The next honorable mention is Eckhart Tolle’s “A New Earth”, which has guided much of my healing journey in working with what he calls the “Pain Body”. I recently listened to the audio recording of this book, and was blown away by how much more it continues to resonate with me now – even more so than when I began my journey in 2009.

Then there is Don Miguel Ruiz’s well-known book, “The Four Agreements”. I have reread this several times, and most deeply resonate with the parts of this book that talk about the mental conditioning that we all go through.
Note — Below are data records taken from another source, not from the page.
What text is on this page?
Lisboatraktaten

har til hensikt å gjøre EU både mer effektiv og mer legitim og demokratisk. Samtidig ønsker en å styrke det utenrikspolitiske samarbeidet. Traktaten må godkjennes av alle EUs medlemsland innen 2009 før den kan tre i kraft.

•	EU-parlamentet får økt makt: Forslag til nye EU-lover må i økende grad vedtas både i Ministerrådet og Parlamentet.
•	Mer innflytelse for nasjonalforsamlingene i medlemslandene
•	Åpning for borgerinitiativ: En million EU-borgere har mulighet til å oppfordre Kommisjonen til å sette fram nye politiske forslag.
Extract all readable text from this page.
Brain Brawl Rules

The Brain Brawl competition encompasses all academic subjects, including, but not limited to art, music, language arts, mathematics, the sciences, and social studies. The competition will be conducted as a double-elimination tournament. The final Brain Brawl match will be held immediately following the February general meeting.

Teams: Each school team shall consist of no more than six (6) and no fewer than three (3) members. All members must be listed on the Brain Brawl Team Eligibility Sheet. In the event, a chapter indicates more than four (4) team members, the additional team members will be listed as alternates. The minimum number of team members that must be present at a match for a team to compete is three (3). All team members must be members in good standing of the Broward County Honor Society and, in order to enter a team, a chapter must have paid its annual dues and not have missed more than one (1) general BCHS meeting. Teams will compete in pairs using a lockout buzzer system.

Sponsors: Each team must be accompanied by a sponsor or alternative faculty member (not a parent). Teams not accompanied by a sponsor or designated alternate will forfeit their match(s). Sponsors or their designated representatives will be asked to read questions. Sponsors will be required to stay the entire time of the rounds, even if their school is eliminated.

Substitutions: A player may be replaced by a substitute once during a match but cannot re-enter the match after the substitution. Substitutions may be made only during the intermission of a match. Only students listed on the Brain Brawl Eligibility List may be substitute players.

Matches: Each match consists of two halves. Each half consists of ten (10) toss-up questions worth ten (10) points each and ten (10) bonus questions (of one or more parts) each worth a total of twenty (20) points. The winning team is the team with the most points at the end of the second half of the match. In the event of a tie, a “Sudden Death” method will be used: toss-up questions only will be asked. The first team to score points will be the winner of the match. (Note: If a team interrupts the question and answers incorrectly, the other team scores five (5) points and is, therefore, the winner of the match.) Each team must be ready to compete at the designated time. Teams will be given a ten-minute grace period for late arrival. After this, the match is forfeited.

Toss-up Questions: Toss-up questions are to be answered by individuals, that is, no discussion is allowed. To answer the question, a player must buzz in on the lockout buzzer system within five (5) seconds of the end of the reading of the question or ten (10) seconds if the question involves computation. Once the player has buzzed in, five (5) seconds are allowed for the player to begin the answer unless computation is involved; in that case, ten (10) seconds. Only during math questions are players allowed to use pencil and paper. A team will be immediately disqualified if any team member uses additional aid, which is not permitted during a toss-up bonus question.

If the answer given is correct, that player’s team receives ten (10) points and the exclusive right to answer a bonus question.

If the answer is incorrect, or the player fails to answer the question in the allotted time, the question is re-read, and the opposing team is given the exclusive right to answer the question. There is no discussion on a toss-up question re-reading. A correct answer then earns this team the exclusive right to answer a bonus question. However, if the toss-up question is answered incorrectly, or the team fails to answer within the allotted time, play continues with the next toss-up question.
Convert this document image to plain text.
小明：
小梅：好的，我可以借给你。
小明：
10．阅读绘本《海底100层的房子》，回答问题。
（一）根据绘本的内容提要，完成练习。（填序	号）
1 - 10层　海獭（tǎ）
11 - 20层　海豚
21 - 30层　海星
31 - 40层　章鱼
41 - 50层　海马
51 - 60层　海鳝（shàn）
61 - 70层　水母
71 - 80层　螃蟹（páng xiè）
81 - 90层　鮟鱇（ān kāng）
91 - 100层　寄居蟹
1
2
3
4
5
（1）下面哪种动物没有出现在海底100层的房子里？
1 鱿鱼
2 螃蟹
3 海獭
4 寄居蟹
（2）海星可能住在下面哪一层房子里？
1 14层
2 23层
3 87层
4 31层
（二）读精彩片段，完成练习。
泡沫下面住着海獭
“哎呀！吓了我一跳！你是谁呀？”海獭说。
And my list would never be complete without mentioning the seven Harry Potter books by J.K. Rowling and four Hobbit / Lord of the Rings books by J.R.R. Tolkein. I will be forever grateful for the profound journeys of Harry and Frodo, and all of the supporting cast of characters. These books (and the movies produced about them) profoundly inspire my magic, my inspiration, and my courage to follow my heart. The stories throughout these books have given me deep healing metaphors that continue to inspire my process.

Thank you, Lori, for asking this inspired question. It has been fun revisiting how the written word has been such an integral part of my own magical healing journey.”

It wasn’t until after completing the assignment that I realized I had omitted to mention another of my profound guides. Since 2005, the book “A Course in Miracles” was, and still is, a profound inspiring influence on my journey.

Máncora Wrap-Up

My first two weeks in Máncora have been magical and healing, plus I have acquired a very nice tan, transforming my body from pasty-white to a very healthy light brown. I feel so much younger and my skin is so much smoother.

It has been a profoundly-needed break for relaxation and rest, even though I have done much more with my time here than relax and rest. And it was not until I was here in the middle of my journey this last week that I realized the perfection of the timing. I literally am giving myself an eighteenth birthday present – time to enjoy and integrate like never before.

Just this morning, I decided to stay at least one more week. I am absolutely loving the ocean, and simply devouring the quiet internet time to begin catching up on long-anticipated writing.

Who knows what the future holds. I certainly do not. The only thing I know for sure is that I have felt unexpectedly guided to extend my hotel reservations here through the 26th, knowing this may just be another step toward a longer stay.

Copyright © 2015 by Brenda Larsen, All Rights Reserved

2 Responses to “Celebrating Eighteen Years”

  1. Michelle says:

    I am honored to know you and watch as your journey has evolved to where you are now and where you will be heading next. . Hugs Shell

  2. Brenda says:

    Michelle,
    I am honored to know you too. You have been such a magical love and support for me … so many times … and I am so grateful. Huge hugs to you too.